Reflexos da Aprovação da MP 1108 (O que acontece com o controle de jornada no teletrabalho?)

Moreira Suzuki /
10 agosto, 2022

Boa Leitura!

 

No final de março deste ano foram publicadas duas medidas provisórias (1.108 e 1.109), cujo objetivo foi regulamentar o teletrabalho, ou – nos termos da nova norma -, a prestação de serviços fora das dependências do empregador, de maneira preponderante ou não, com a utilização de tecnologias de informação e de comunicação, que, por sua natureza, não se configure como trabalho externo.

No último dia 3 de agosto, muito próximas de caducar, ambas as medidas provisórias foram aprovadas no mesmo dia tanto pela Câmara como pelo Senado. Com isso, a matéria deve seguir para sanção ou veto do Presidente da República, que provavelmente irá sancioná-las. 

A maior novidade dessas medidas – ou pelo menos a mais controversa – gira em torno da possibilidade de controle de horários enquanto o funcionário estiver em regime de teletrabalho. A medida provisória 1.108/2022 definiu que o teletrabalho pode ser realizado por jornada ou por produção ou tarefa.

Na prática, a empresa pode contratar um funcionário em regime de teletrabalho para cumprir uma determinada jornada de trabalho, ou contratá-lo para a prestação de serviços por produção ou tarefa, sem a necessidade de sejam controlados os horários de trabalho, cabendo ao funcionário, neste caso, apresentar e entregar os serviços contratados.

Antes disso, o funcionário em regime de teletrabalho seria equiparável àquele que exercesse o trabalho externo, não estando submetido, a princípio, ao controle de jornada. Desta forma, não iria possuir direito ao recebimento de horas extras, por exemplo.

O funcionário em regime de teletrabalho – assim como aquele em trabalho externo – somente faria jus ao pagamento de horas extras se fosse comprovada a possibilidade de controle de jornada.

Nos últimos anos constatamos uma grande evolução nos modos de prestação de trabalho, incluindo aqui as modalidades de controle de jornada.

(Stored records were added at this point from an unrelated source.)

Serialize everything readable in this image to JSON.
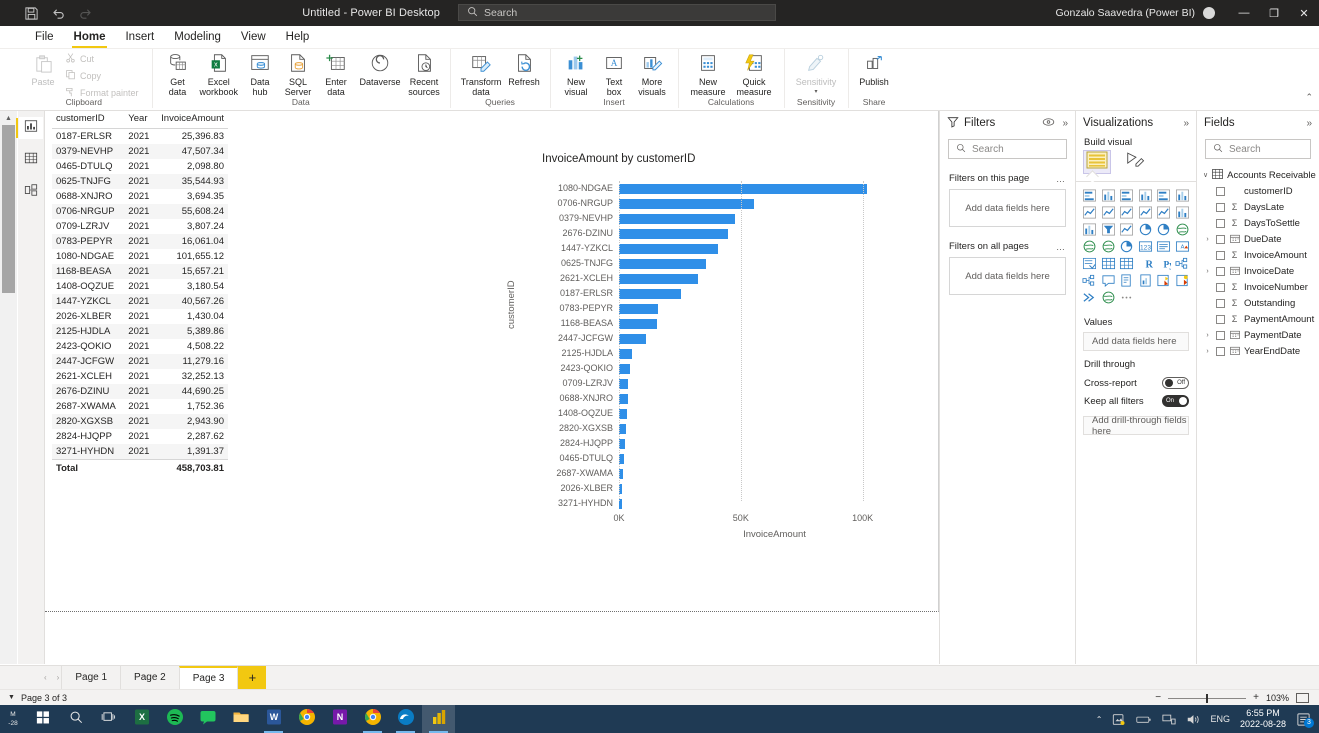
{
  "titlebar": {
    "title": "Untitled - Power BI Desktop",
    "save_icon": "save-icon",
    "undo_icon": "undo-icon",
    "redo_icon": "redo-icon",
    "search_placeholder": "Search",
    "user": "Gonzalo Saavedra (Power BI)",
    "minimize": "—",
    "maximize": "❐",
    "close": "✕"
  },
  "ribbon": {
    "tabs": [
      {
        "label": "File",
        "active": false
      },
      {
        "label": "Home",
        "active": true
      },
      {
        "label": "Insert",
        "active": false
      },
      {
        "label": "Modeling",
        "active": false
      },
      {
        "label": "View",
        "active": false
      },
      {
        "label": "Help",
        "active": false
      }
    ],
    "groups": [
      {
        "label": "Clipboard",
        "paste": "Paste",
        "items": [
          {
            "label": "Cut",
            "icon": "scissors-icon",
            "disabled": true
          },
          {
            "label": "Copy",
            "icon": "copy-icon",
            "disabled": true
          },
          {
            "label": "Format painter",
            "icon": "format-painter-icon",
            "disabled": true
          }
        ]
      },
      {
        "label": "Data",
        "items": [
          {
            "label": "Get\ndata",
            "icon": "get-data-icon",
            "caret": true
          },
          {
            "label": "Excel\nworkbook",
            "icon": "excel-icon",
            "caret": false
          },
          {
            "label": "Data\nhub",
            "icon": "data-hub-icon",
            "caret": true
          },
          {
            "label": "SQL\nServer",
            "icon": "sql-server-icon",
            "caret": false
          },
          {
            "label": "Enter\ndata",
            "icon": "enter-data-icon",
            "caret": false
          },
          {
            "label": "Dataverse",
            "icon": "dataverse-icon",
            "caret": false
          },
          {
            "label": "Recent\nsources",
            "icon": "recent-sources-icon",
            "caret": true
          }
        ]
      },
      {
        "label": "Queries",
        "items": [
          {
            "label": "Transform\ndata",
            "icon": "transform-data-icon",
            "caret": true
          },
          {
            "label": "Refresh",
            "icon": "refresh-icon",
            "caret": false
          }
        ]
      },
      {
        "label": "Insert",
        "items": [
          {
            "label": "New\nvisual",
            "icon": "new-visual-icon",
            "caret": false
          },
          {
            "label": "Text\nbox",
            "icon": "text-box-icon",
            "caret": false
          },
          {
            "label": "More\nvisuals",
            "icon": "more-visuals-icon",
            "caret": true
          }
        ]
      },
      {
        "label": "Calculations",
        "items": [
          {
            "label": "New\nmeasure",
            "icon": "new-measure-icon",
            "caret": false
          },
          {
            "label": "Quick\nmeasure",
            "icon": "quick-measure-icon",
            "caret": false
          }
        ]
      },
      {
        "label": "Sensitivity",
        "items": [
          {
            "label": "Sensitivity",
            "icon": "sensitivity-icon",
            "caret": true,
            "disabled": true
          }
        ]
      },
      {
        "label": "Share",
        "items": [
          {
            "label": "Publish",
            "icon": "publish-icon",
            "caret": false
          }
        ]
      }
    ]
  },
  "viewbar": {
    "items": [
      {
        "name": "report-view",
        "icon": "report-view-icon",
        "active": true
      },
      {
        "name": "data-view",
        "icon": "data-view-icon",
        "active": false
      },
      {
        "name": "model-view",
        "icon": "model-view-icon",
        "active": false
      }
    ]
  },
  "table_visual": {
    "columns": [
      "customerID",
      "Year",
      "InvoiceAmount"
    ],
    "rows": [
      [
        "0187-ERLSR",
        "2021",
        "25,396.83"
      ],
      [
        "0379-NEVHP",
        "2021",
        "47,507.34"
      ],
      [
        "0465-DTULQ",
        "2021",
        "2,098.80"
      ],
      [
        "0625-TNJFG",
        "2021",
        "35,544.93"
      ],
      [
        "0688-XNJRO",
        "2021",
        "3,694.35"
      ],
      [
        "0706-NRGUP",
        "2021",
        "55,608.24"
      ],
      [
        "0709-LZRJV",
        "2021",
        "3,807.24"
      ],
      [
        "0783-PEPYR",
        "2021",
        "16,061.04"
      ],
      [
        "1080-NDGAE",
        "2021",
        "101,655.12"
      ],
      [
        "1168-BEASA",
        "2021",
        "15,657.21"
      ],
      [
        "1408-OQZUE",
        "2021",
        "3,180.54"
      ],
      [
        "1447-YZKCL",
        "2021",
        "40,567.26"
      ],
      [
        "2026-XLBER",
        "2021",
        "1,430.04"
      ],
      [
        "2125-HJDLA",
        "2021",
        "5,389.86"
      ],
      [
        "2423-QOKIO",
        "2021",
        "4,508.22"
      ],
      [
        "2447-JCFGW",
        "2021",
        "11,279.16"
      ],
      [
        "2621-XCLEH",
        "2021",
        "32,252.13"
      ],
      [
        "2676-DZINU",
        "2021",
        "44,690.25"
      ],
      [
        "2687-XWAMA",
        "2021",
        "1,752.36"
      ],
      [
        "2820-XGXSB",
        "2021",
        "2,943.90"
      ],
      [
        "2824-HJQPP",
        "2021",
        "2,287.62"
      ],
      [
        "3271-HYHDN",
        "2021",
        "1,391.37"
      ]
    ],
    "total_label": "Total",
    "total_value": "458,703.81"
  },
  "chart_data": {
    "type": "bar",
    "orientation": "horizontal",
    "title": "InvoiceAmount by customerID",
    "xlabel": "InvoiceAmount",
    "ylabel": "customerID",
    "xlim": [
      0,
      110000
    ],
    "xticks": [
      0,
      50000,
      100000
    ],
    "xticklabels": [
      "0K",
      "50K",
      "100K"
    ],
    "grid": true,
    "bar_color": "#2f8fe8",
    "categories": [
      "1080-NDGAE",
      "0706-NRGUP",
      "0379-NEVHP",
      "2676-DZINU",
      "1447-YZKCL",
      "0625-TNJFG",
      "2621-XCLEH",
      "0187-ERLSR",
      "0783-PEPYR",
      "1168-BEASA",
      "2447-JCFGW",
      "2125-HJDLA",
      "2423-QOKIO",
      "0709-LZRJV",
      "0688-XNJRO",
      "1408-OQZUE",
      "2820-XGXSB",
      "2824-HJQPP",
      "0465-DTULQ",
      "2687-XWAMA",
      "2026-XLBER",
      "3271-HYHDN"
    ],
    "values": [
      101655.12,
      55608.24,
      47507.34,
      44690.25,
      40567.26,
      35544.93,
      32252.13,
      25396.83,
      16061.04,
      15657.21,
      11279.16,
      5389.86,
      4508.22,
      3807.24,
      3694.35,
      3180.54,
      2943.9,
      2287.62,
      2098.8,
      1752.36,
      1430.04,
      1391.37
    ]
  },
  "filters_pane": {
    "title": "Filters",
    "filter_icon": "filter-icon",
    "eye_icon": "eye-icon",
    "collapse_icon": "chevron-double-right-icon",
    "search_placeholder": "Search",
    "sections": [
      {
        "label": "Filters on this page",
        "dropzone": "Add data fields here",
        "more": "…"
      },
      {
        "label": "Filters on all pages",
        "dropzone": "Add data fields here",
        "more": "…"
      }
    ]
  },
  "visualizations_pane": {
    "title": "Visualizations",
    "collapse_icon": "chevron-double-right-icon",
    "build_label": "Build visual",
    "modes": [
      {
        "name": "build-visual-mode",
        "icon": "fields-grid-icon",
        "selected": true
      },
      {
        "name": "format-visual-mode",
        "icon": "format-paint-icon",
        "selected": false
      }
    ],
    "values_label": "Values",
    "values_placeholder": "Add data fields here",
    "drill_label": "Drill through",
    "cross_report_label": "Cross-report",
    "cross_report_state": "Off",
    "keep_filters_label": "Keep all filters",
    "keep_filters_state": "On",
    "drill_placeholder": "Add drill-through fields here",
    "viz_icons": [
      "stacked-bar-chart-icon",
      "stacked-column-chart-icon",
      "clustered-bar-chart-icon",
      "clustered-column-chart-icon",
      "100-stacked-bar-chart-icon",
      "100-stacked-column-chart-icon",
      "line-chart-icon",
      "area-chart-icon",
      "stacked-area-chart-icon",
      "line-stacked-column-icon",
      "line-clustered-column-icon",
      "ribbon-chart-icon",
      "waterfall-chart-icon",
      "funnel-chart-icon",
      "scatter-chart-icon",
      "pie-chart-icon",
      "donut-chart-icon",
      "treemap-icon",
      "map-icon",
      "filled-map-icon",
      "gauge-icon",
      "card-icon",
      "multirow-card-icon",
      "kpi-icon",
      "slicer-icon",
      "table-icon",
      "matrix-icon",
      "r-script-visual-icon",
      "python-visual-icon",
      "decomposition-tree-icon",
      "key-influencers-icon",
      "qna-icon",
      "smart-narrative-icon",
      "paginated-report-icon",
      "power-apps-icon",
      "power-automate-icon",
      "arrow-visual-icon",
      "azure-map-icon",
      "more-options-icon"
    ]
  },
  "fields_pane": {
    "title": "Fields",
    "collapse_icon": "chevron-double-right-icon",
    "search_placeholder": "Search",
    "table_name": "Accounts Receivable Log",
    "table_icon": "table-icon",
    "fields": [
      {
        "label": "customerID",
        "expandable": false,
        "sigma": false,
        "date": false
      },
      {
        "label": "DaysLate",
        "expandable": false,
        "sigma": true,
        "date": false
      },
      {
        "label": "DaysToSettle",
        "expandable": false,
        "sigma": true,
        "date": false
      },
      {
        "label": "DueDate",
        "expandable": true,
        "sigma": false,
        "date": true
      },
      {
        "label": "InvoiceAmount",
        "expandable": false,
        "sigma": true,
        "date": false
      },
      {
        "label": "InvoiceDate",
        "expandable": true,
        "sigma": false,
        "date": true
      },
      {
        "label": "InvoiceNumber",
        "expandable": false,
        "sigma": true,
        "date": false
      },
      {
        "label": "Outstanding",
        "expandable": false,
        "sigma": true,
        "date": false
      },
      {
        "label": "PaymentAmount",
        "expandable": false,
        "sigma": true,
        "date": false
      },
      {
        "label": "PaymentDate",
        "expandable": true,
        "sigma": false,
        "date": true
      },
      {
        "label": "YearEndDate",
        "expandable": true,
        "sigma": false,
        "date": true
      }
    ]
  },
  "page_tabs": {
    "prev": "‹",
    "next": "›",
    "tabs": [
      {
        "label": "Page 1",
        "active": false
      },
      {
        "label": "Page 2",
        "active": false
      },
      {
        "label": "Page 3",
        "active": true
      }
    ],
    "add_label": "+"
  },
  "statusbar": {
    "page_status": "Page 3 of 3",
    "zoom_out": "−",
    "zoom_in": "+",
    "zoom_level": "103%",
    "fit_icon": "fit-to-page-icon"
  },
  "taskbar": {
    "clock_left_time": "M",
    "clock_left_date": "-28",
    "start_icon": "windows-start-icon",
    "search_icon": "search-icon",
    "taskview_icon": "task-view-icon",
    "apps": [
      {
        "name": "excel",
        "icon": "excel-icon",
        "color": "#1d6f42",
        "glyph": "X",
        "running": false
      },
      {
        "name": "spotify",
        "icon": "spotify-icon",
        "color": "#1db954",
        "glyph": "",
        "running": false
      },
      {
        "name": "messaging",
        "icon": "messaging-icon",
        "color": "#22c55e",
        "glyph": "",
        "running": false
      },
      {
        "name": "file-explorer",
        "icon": "file-explorer-icon",
        "color": "#f2b33d",
        "glyph": "",
        "running": false
      },
      {
        "name": "word",
        "icon": "word-icon",
        "color": "#2b579a",
        "glyph": "W",
        "running": true
      },
      {
        "name": "chrome",
        "icon": "chrome-icon",
        "color": "#f4b400",
        "glyph": "",
        "running": false
      },
      {
        "name": "onenote",
        "icon": "onenote-icon",
        "color": "#7719aa",
        "glyph": "N",
        "running": false
      },
      {
        "name": "chrome-2",
        "icon": "chrome-icon",
        "color": "#f4b400",
        "glyph": "",
        "running": true
      },
      {
        "name": "edge",
        "icon": "edge-icon",
        "color": "#0a7cc4",
        "glyph": "",
        "running": true
      },
      {
        "name": "power-bi",
        "icon": "power-bi-icon",
        "color": "#f2c811",
        "glyph": "",
        "running": true,
        "active": true
      }
    ],
    "tray": {
      "chevron": "∧",
      "icons": [
        "onedrive-icon",
        "battery-icon",
        "network-icon",
        "volume-icon"
      ],
      "language": "ENG",
      "time": "6:55 PM",
      "date": "2022-08-28",
      "notification_icon": "notifications-icon",
      "notification_count": "3"
    }
  }
}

Atualmente disciplinado na Portaria nº 671 do Ministério do Trabalho e Previdência, o registro eletrônico pode ser realizado de três formas:

  • REP-C (convencional);
  • REP-A (alternativo);
  • REP-P (software/programa)

Com isso, vem se tornando cada vez mais prático o registro de eletrônico, sendo que muitas empresas já adotam integralmente o sistema de ponto por app, seja na modalidade REP-A ou REP-P.

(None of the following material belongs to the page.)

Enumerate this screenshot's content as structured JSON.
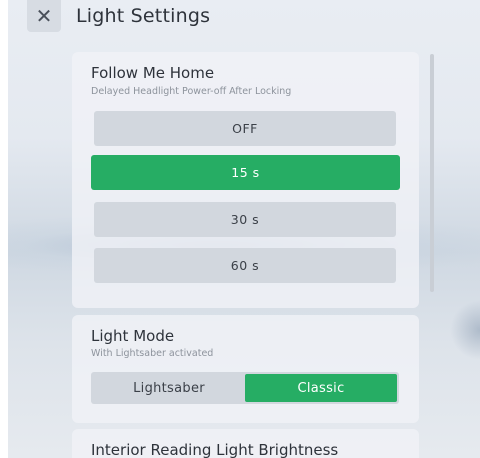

Nesse sentido nos parece que cada vez vem se tornando mais difícil desatrelar o teletrabalho do controle de jornada.

Apesar disso a realidade é que, anteriormente à edição da medida provisória do teletrabalho, ainda que não fosse obrigatório, muitas empresas optavam por realizar o controle de jornada do funcionário em teletrabalho, especialmente por conta dos riscos envolvidos.

Com a edição da medida provisória do teletrabalho, muitas empresas que não possuíam registro de jornada para o funcionário em home-office readequaram os acordos, estabelecendo a necessidade do registro de jornada, por conta dos possíveis riscos que a ausência de registro traria (pagamento de horas extras, intervalos, etc).

Agora que ambas as medidas provisórias estejam próximas de serem convertidas em Lei, como ficarão os acordos de teletrabalho que foram readequados durante a vigência da medida provisória? Significa dizer que “confessaram” a possibilidade de realizar o controle de jornada? E para aqueles que resolvem “esperar” a conversão da medida provisória para readequar os contratos de trabalho? 

Vamos abordar estes dois cenários. O primeiro deles é:

Fizemos as adequações da medida provisória e implementamos o controle de jornada aos funcionários em teletrabalho.

Nesta hipótese, não havendo vetos no texto da lei – o que pode ocorrer, já que se trata de uma das funções do Presidente da República – o controle da jornada de trabalho no teletrabalho será obrigatório, exceto quando se tratar de prestação de serviços por produção ou tarefa.

Considerando este cenário, as empresas que implementarem o registro de jornada aos funcionários em regime de teletrabalho, podem vir a ficar expostas a um passivo trabalhista em relação ao período anterior da medida provisória, já que ao implementar o registro, estariam “confessando” a possibilidade de realizar o controle de jornada, inviabilizando a tese de equiparação ao trabalho externo e impossibilidade de controle de jornada.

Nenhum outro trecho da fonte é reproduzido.